When BLM Central Yukon Field Office archaeologist Bill Hedman ponders such a find, his thoughts don’t stop at a treasure trove of artifacts covering thousands of years of human history. His ideal site would also have thick soil deposition to help differentiate artifacts from different time periods. There’d be lots of bone, too, or other organic material for dating the artifacts. Oh, and add a nice breeze to keep the swarms of arctic mosquitoes down.
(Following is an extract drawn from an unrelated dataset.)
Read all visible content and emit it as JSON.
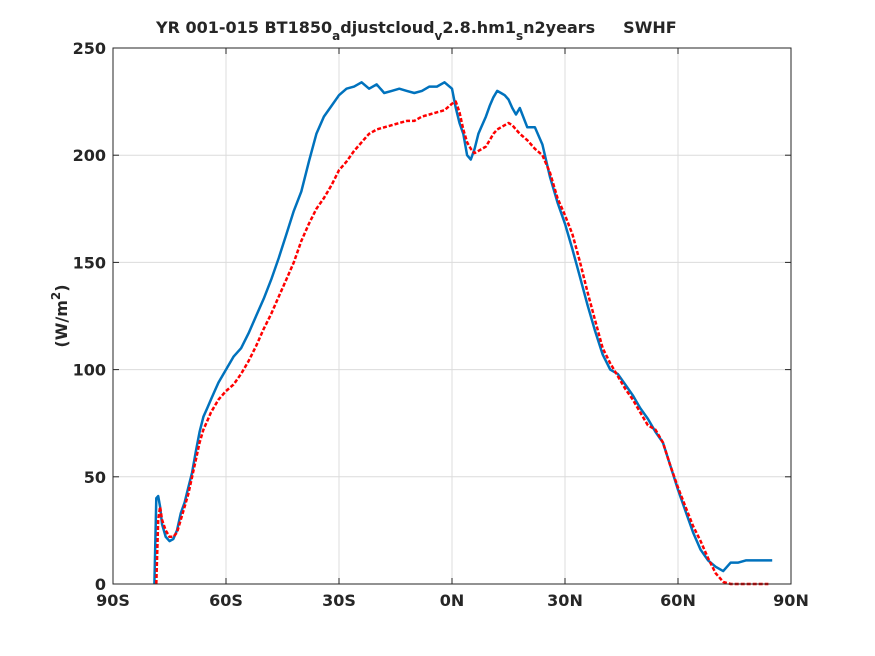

It’s a long list, but Hedman thinks he’s found just such a site next to the Kivalina River, a 60-mile-long river that begins in the DeLong Mountains of the western Brooks Range and flows southwest to Kivalina Lagoon in the Chukchi Sea. The site is approximately 100 air miles north of Kotzebue. Hedman has christened the new site "Raven Bluff." According to Hedman, only a handful of sites this old have been found in northern Alaska. He’s hoping Raven Bluff’s unusually long record of human use will shed new light on the earliest inhabitants of North America.
 

Southwest Tangle Lakes Archaeological District near Maclaren River

Tangle Lakes Archaeological District

Some of the prehistoric sites in this large archaeological district in central Alaska were found and excavated in the 1950s. However, scientific work at most of them has been more recent, with research continuing today. The oldest of the more than 600 recorded sites in the Tangle Lakes region are about 12,000 years old. They provide evidence of ancient hunters using an ice-dominated landscape. Lingering Pleistrocene ice remnants dammed rivers and created high elevation lakes that attracted a variety of migratory animals. Today’s hunters still come to this area for the wildlife. Most of the early sites in the Tangle Lakes area are shallowly buried and include stone tools with an occasional hearth.